Würzburg (POW) „Unsere Kirchen müssen seniorengerechter werden.“ Das hat Bundesministerin a. D. Professor Dr. Dr. Ursula Lehr bei der Diözesanversammlung des Katholischen Senioren-Forums in der Diözese Würzburg am Montag, 20. November, im Sankt Burkardushaus gefordert. Lehr sprach über den demographischen Wandel in der Gesellschaft und die daraus folgenden Herausforderungen für die Kirche.
„Wir leben heute in einer alternden Welt. Immer mehr ältere Menschen stehen immer weniger jungen gegenüber. Die zunehmende Langlebigkeit stellt eine Herausforderung für jeden einzelnen, aber auch für die Gesellschaft und vor allem auch für die Kirche dar“, sagte Lehr vor den Delegierten des Senioren-Forums. „Der Kirchgang und die Teilnahme am Gemeindeleben können durch strukturelle Veränderungen erleichtert werden. Auf Hör-, Seh- und Gehbehinderungen eingehen heißt, behindertengerechte Zugänge zum Gotteshaus ermöglichen, die akustische Verständlichkeit durch Mikrofone und Lautsprecher sichern und die Kommunionausteilung in den Bänken ermöglichen“, sagte Lehr. Auch die zunehmende Pflegebedürftigkeit vieler Senioren sei eine Herausforderung für Kirche und Gemeinde. Pflegebedürftige dürften nicht allein gelassen werden. Die Betroffenen müssten spüren, dass sie Teil der Gemeinde sind, auch wenn sie nicht mehr am sonntäglichen Gottesdienst teilnehmen könnten.
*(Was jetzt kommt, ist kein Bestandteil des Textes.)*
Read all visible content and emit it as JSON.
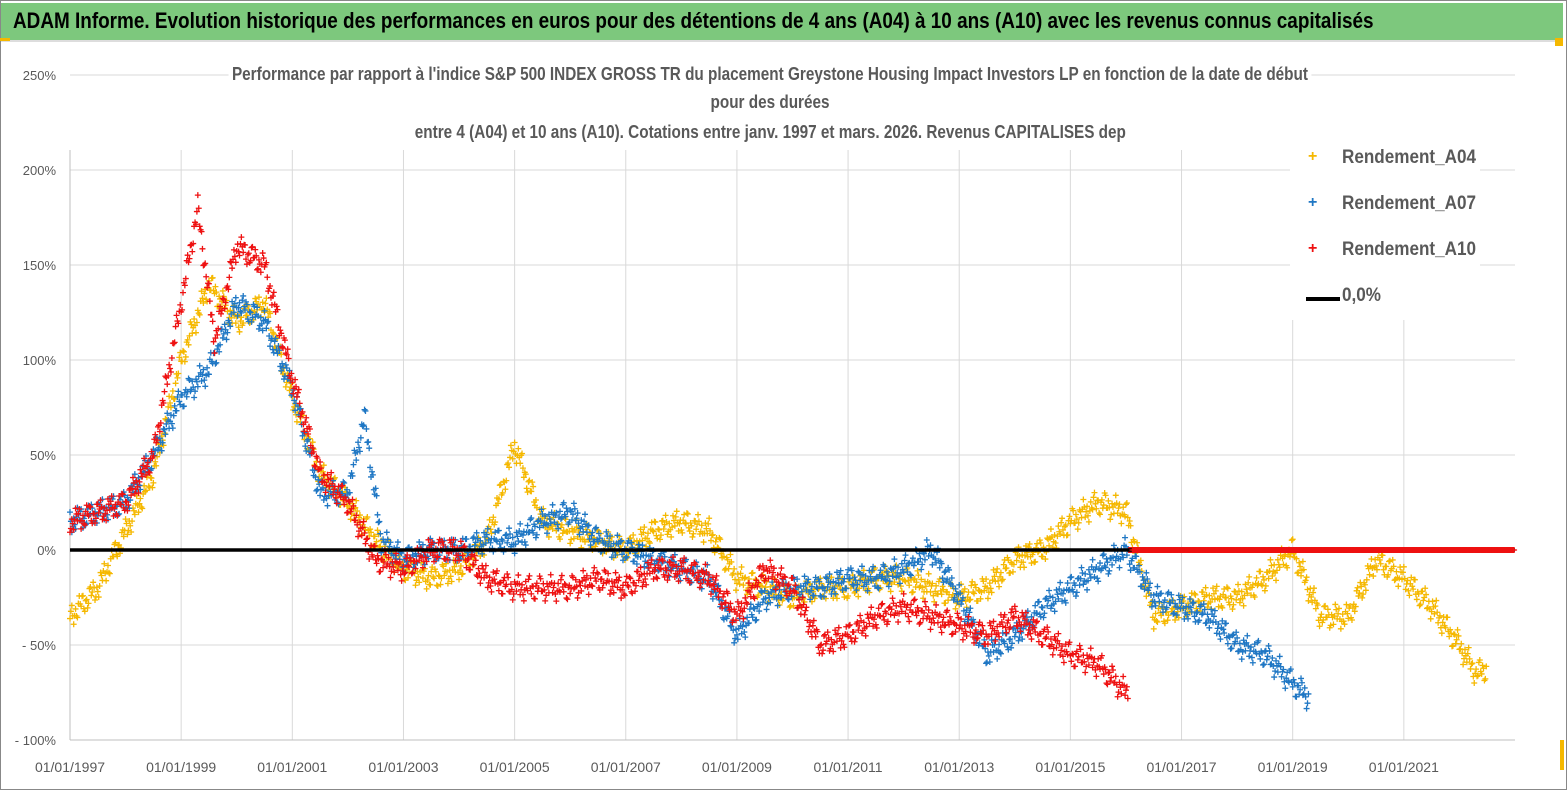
{
  "banner": {
    "title": "ADAM Informe. Evolution historique des performances en euros pour des détentions de 4 ans (A04) à 10 ans (A10) avec les revenus connus capitalisés"
  },
  "chart_data": {
    "type": "scatter",
    "title_lines": [
      "Performance par rapport à l'indice S&P 500 INDEX GROSS TR  du placement Greystone Housing Impact Investors LP en fonction de la date de début",
      "pour des durées",
      "entre 4 (A04) et 10 ans (A10). Cotations entre janv. 1997 et mars. 2026. Revenus CAPITALISES dep"
    ],
    "xlabel": "",
    "ylabel": "",
    "xlim": [
      1997,
      2023
    ],
    "ylim": [
      -100,
      250
    ],
    "x_ticks": [
      "01/01/1997",
      "01/01/1999",
      "01/01/2001",
      "01/01/2003",
      "01/01/2005",
      "01/01/2007",
      "01/01/2009",
      "01/01/2011",
      "01/01/2013",
      "01/01/2015",
      "01/01/2017",
      "01/01/2019",
      "01/01/2021"
    ],
    "y_ticks": [
      "250%",
      "200%",
      "150%",
      "100%",
      "50%",
      "0%",
      "- 50%",
      "- 100%"
    ],
    "y_tick_values": [
      250,
      200,
      150,
      100,
      50,
      0,
      -50,
      -100
    ],
    "grid": true,
    "legend_position": "right",
    "series": [
      {
        "name": "Rendement_A04",
        "color": "#f5b800",
        "marker": "+",
        "points": [
          [
            1997,
            -35
          ],
          [
            1997.5,
            -20
          ],
          [
            1998,
            10
          ],
          [
            1998.5,
            40
          ],
          [
            1999,
            100
          ],
          [
            1999.5,
            140
          ],
          [
            2000,
            120
          ],
          [
            2000.5,
            130
          ],
          [
            2001,
            80
          ],
          [
            2001.5,
            40
          ],
          [
            2002,
            25
          ],
          [
            2002.5,
            5
          ],
          [
            2003,
            -10
          ],
          [
            2003.5,
            -15
          ],
          [
            2004,
            -10
          ],
          [
            2004.5,
            5
          ],
          [
            2005,
            55
          ],
          [
            2005.5,
            15
          ],
          [
            2006,
            10
          ],
          [
            2006.5,
            5
          ],
          [
            2007,
            0
          ],
          [
            2007.5,
            10
          ],
          [
            2008,
            15
          ],
          [
            2008.5,
            10
          ],
          [
            2009,
            -15
          ],
          [
            2009.5,
            -20
          ],
          [
            2010,
            -25
          ],
          [
            2010.5,
            -20
          ],
          [
            2011,
            -20
          ],
          [
            2011.5,
            -15
          ],
          [
            2012,
            -15
          ],
          [
            2012.5,
            -20
          ],
          [
            2013,
            -25
          ],
          [
            2013.5,
            -20
          ],
          [
            2014,
            -5
          ],
          [
            2014.5,
            0
          ],
          [
            2015,
            15
          ],
          [
            2015.5,
            25
          ],
          [
            2016,
            20
          ],
          [
            2016.5,
            -35
          ],
          [
            2017,
            -30
          ],
          [
            2017.5,
            -25
          ],
          [
            2018,
            -25
          ],
          [
            2018.5,
            -15
          ],
          [
            2019,
            0
          ],
          [
            2019.5,
            -35
          ],
          [
            2020,
            -35
          ],
          [
            2020.5,
            -5
          ],
          [
            2021,
            -15
          ],
          [
            2021.5,
            -30
          ],
          [
            2022,
            -50
          ],
          [
            2022.3,
            -65
          ],
          [
            2022.5,
            -62
          ]
        ]
      },
      {
        "name": "Rendement_A07",
        "color": "#1f77c4",
        "marker": "+",
        "points": [
          [
            1997,
            15
          ],
          [
            1997.5,
            20
          ],
          [
            1998,
            25
          ],
          [
            1998.5,
            50
          ],
          [
            1999,
            80
          ],
          [
            1999.5,
            95
          ],
          [
            2000,
            130
          ],
          [
            2000.5,
            120
          ],
          [
            2001,
            85
          ],
          [
            2001.5,
            30
          ],
          [
            2002,
            30
          ],
          [
            2002.3,
            70
          ],
          [
            2002.6,
            5
          ],
          [
            2003,
            -5
          ],
          [
            2003.5,
            0
          ],
          [
            2004,
            0
          ],
          [
            2004.5,
            5
          ],
          [
            2005,
            5
          ],
          [
            2005.5,
            15
          ],
          [
            2006,
            20
          ],
          [
            2006.5,
            5
          ],
          [
            2007,
            0
          ],
          [
            2007.5,
            -5
          ],
          [
            2008,
            -10
          ],
          [
            2008.5,
            -15
          ],
          [
            2009,
            -45
          ],
          [
            2009.5,
            -25
          ],
          [
            2010,
            -20
          ],
          [
            2010.5,
            -20
          ],
          [
            2011,
            -15
          ],
          [
            2011.5,
            -15
          ],
          [
            2012,
            -10
          ],
          [
            2012.5,
            0
          ],
          [
            2013,
            -25
          ],
          [
            2013.5,
            -55
          ],
          [
            2014,
            -45
          ],
          [
            2014.5,
            -30
          ],
          [
            2015,
            -20
          ],
          [
            2015.5,
            -10
          ],
          [
            2016,
            0
          ],
          [
            2016.5,
            -25
          ],
          [
            2017,
            -30
          ],
          [
            2017.5,
            -35
          ],
          [
            2018,
            -50
          ],
          [
            2018.5,
            -55
          ],
          [
            2019,
            -70
          ],
          [
            2019.3,
            -78
          ]
        ]
      },
      {
        "name": "Rendement_A10",
        "color": "#ee1111",
        "marker": "+",
        "points": [
          [
            1997,
            15
          ],
          [
            1997.5,
            20
          ],
          [
            1998,
            25
          ],
          [
            1998.5,
            50
          ],
          [
            1999,
            130
          ],
          [
            1999.3,
            180
          ],
          [
            1999.6,
            110
          ],
          [
            2000,
            160
          ],
          [
            2000.5,
            150
          ],
          [
            2001,
            90
          ],
          [
            2001.5,
            40
          ],
          [
            2002,
            25
          ],
          [
            2002.5,
            -5
          ],
          [
            2003,
            -10
          ],
          [
            2003.5,
            0
          ],
          [
            2004,
            0
          ],
          [
            2004.5,
            -15
          ],
          [
            2005,
            -20
          ],
          [
            2005.5,
            -20
          ],
          [
            2006,
            -20
          ],
          [
            2006.5,
            -15
          ],
          [
            2007,
            -20
          ],
          [
            2007.5,
            -10
          ],
          [
            2008,
            -10
          ],
          [
            2008.5,
            -15
          ],
          [
            2009,
            -35
          ],
          [
            2009.5,
            -10
          ],
          [
            2010,
            -20
          ],
          [
            2010.5,
            -50
          ],
          [
            2011,
            -45
          ],
          [
            2011.5,
            -35
          ],
          [
            2012,
            -30
          ],
          [
            2012.5,
            -35
          ],
          [
            2013,
            -40
          ],
          [
            2013.5,
            -45
          ],
          [
            2014,
            -35
          ],
          [
            2014.5,
            -45
          ],
          [
            2015,
            -55
          ],
          [
            2015.5,
            -60
          ],
          [
            2016,
            -75
          ],
          [
            2016.1,
            0
          ],
          [
            2023,
            0
          ]
        ]
      },
      {
        "name": "0,0%",
        "color": "#000000",
        "marker": "line",
        "points": [
          [
            1997,
            0
          ],
          [
            2023,
            0
          ]
        ]
      }
    ]
  }
}
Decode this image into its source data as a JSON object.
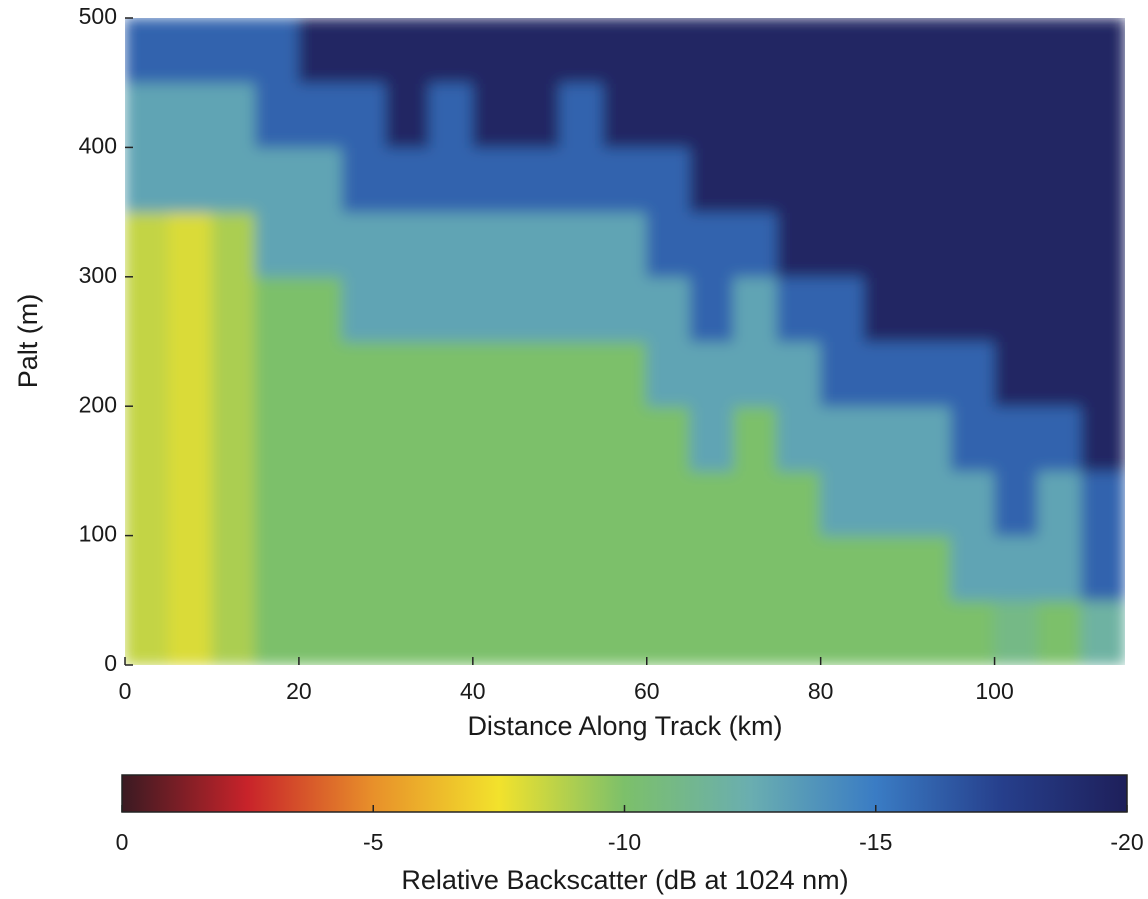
{
  "chart_data": {
    "type": "heatmap",
    "x_label": "Distance Along Track (km)",
    "y_label": "Palt (m)",
    "xlim": [
      0,
      115
    ],
    "ylim": [
      0,
      500
    ],
    "xticks": [
      0,
      20,
      40,
      60,
      80,
      100
    ],
    "yticks": [
      0,
      100,
      200,
      300,
      400,
      500
    ],
    "x": [
      0,
      5,
      10,
      15,
      20,
      25,
      30,
      35,
      40,
      45,
      50,
      55,
      60,
      65,
      70,
      75,
      80,
      85,
      90,
      95,
      100,
      105,
      110,
      115
    ],
    "y": [
      0,
      50,
      100,
      150,
      200,
      250,
      300,
      350,
      400,
      450,
      500
    ],
    "z": [
      [
        -8.5,
        -8,
        -9,
        -10,
        -10,
        -10,
        -10,
        -10,
        -10,
        -10,
        -10,
        -10,
        -10,
        -10,
        -10,
        -10,
        -10,
        -10,
        -10,
        -10,
        -11,
        -10,
        -12
      ],
      [
        -8.5,
        -8,
        -9,
        -10,
        -10,
        -10,
        -10,
        -10,
        -10,
        -10,
        -10,
        -10,
        -10,
        -10,
        -10,
        -10,
        -10,
        -10,
        -10,
        -13,
        -13,
        -13,
        -16
      ],
      [
        -8.5,
        -8,
        -9,
        -10,
        -10,
        -10,
        -10,
        -10,
        -10,
        -10,
        -10,
        -10,
        -10,
        -10,
        -10,
        -10,
        -13,
        -13,
        -13,
        -13,
        -16,
        -13,
        -16
      ],
      [
        -8.5,
        -8,
        -9,
        -10,
        -10,
        -10,
        -10,
        -10,
        -10,
        -10,
        -10,
        -10,
        -10,
        -13,
        -10,
        -13,
        -13,
        -13,
        -13,
        -16,
        -16,
        -16,
        -19.5
      ],
      [
        -8.5,
        -8,
        -9,
        -10,
        -10,
        -10,
        -10,
        -10,
        -10,
        -10,
        -10,
        -10,
        -13,
        -13,
        -13,
        -13,
        -16,
        -16,
        -16,
        -16,
        -19.5,
        -19.5,
        -19.5
      ],
      [
        -8.5,
        -8,
        -9,
        -10,
        -10,
        -13,
        -13,
        -13,
        -13,
        -13,
        -13,
        -13,
        -13,
        -16,
        -13,
        -16,
        -16,
        -19.5,
        -19.5,
        -19.5,
        -19.5,
        -19.5,
        -19.5
      ],
      [
        -8.5,
        -8,
        -9,
        -13,
        -13,
        -13,
        -13,
        -13,
        -13,
        -13,
        -13,
        -13,
        -16,
        -16,
        -16,
        -19.5,
        -19.5,
        -19.5,
        -19.5,
        -19.5,
        -19.5,
        -19.5,
        -19.5
      ],
      [
        -13,
        -13,
        -13,
        -13,
        -13,
        -16,
        -16,
        -16,
        -16,
        -16,
        -16,
        -16,
        -16,
        -19.5,
        -19.5,
        -19.5,
        -19.5,
        -19.5,
        -19.5,
        -19.5,
        -19.5,
        -19.5,
        -19.5
      ],
      [
        -13,
        -13,
        -13,
        -16,
        -16,
        -16,
        -19.5,
        -16,
        -19.5,
        -19.5,
        -16,
        -19.5,
        -19.5,
        -19.5,
        -19.5,
        -19.5,
        -19.5,
        -19.5,
        -19.5,
        -19.5,
        -19.5,
        -19.5,
        -19.5
      ],
      [
        -16,
        -16,
        -16,
        -16,
        -19.5,
        -19.5,
        -19.5,
        -19.5,
        -19.5,
        -19.5,
        -19.5,
        -19.5,
        -19.5,
        -19.5,
        -19.5,
        -19.5,
        -19.5,
        -19.5,
        -19.5,
        -19.5,
        -19.5,
        -19.5,
        -19.5
      ]
    ],
    "colorbar": {
      "label": "Relative Backscatter (dB at 1024 nm)",
      "lim": [
        0,
        -20
      ],
      "ticks": [
        0,
        -5,
        -10,
        -15,
        -20
      ],
      "colors": [
        "#3a1a22",
        "#c8232a",
        "#e8902a",
        "#f2e22c",
        "#7cc06a",
        "#6aaeb0",
        "#3a7cc4",
        "#263f8c",
        "#1e1f5a"
      ]
    }
  }
}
Weiter sei es ein wichtiges Aufgabenfeld der Kirche, für die helfenden Angehörigen dazusein. Diese Menschen benötigten geistliche Unterstützung, um Kraft zu tanken, aber auch konkrete Hilfe, um die Pflege zu bewältigen. „Gemeinden können Besuchsdienste organisieren, die für stundenweise Ablösung und Entlastung der pflegenden Angehörigen sorgen. Außerdem wären viele alleinlebende, ältere Menschen, die gehbehindert sind, froh über eine Begleitung für einen kurzen Spaziergang; froh jemanden zu haben, bei dem sie sich einhaken können, weil man sich nicht mehr ganz sicher fühlt“, regte Lehr an. Für die Kirche tue sich ein großes Aufgabenfeld auf – von Pflege und Unterstützung Kranker und Pflegender bis hin zur Intensivierung der Hospizarbeit.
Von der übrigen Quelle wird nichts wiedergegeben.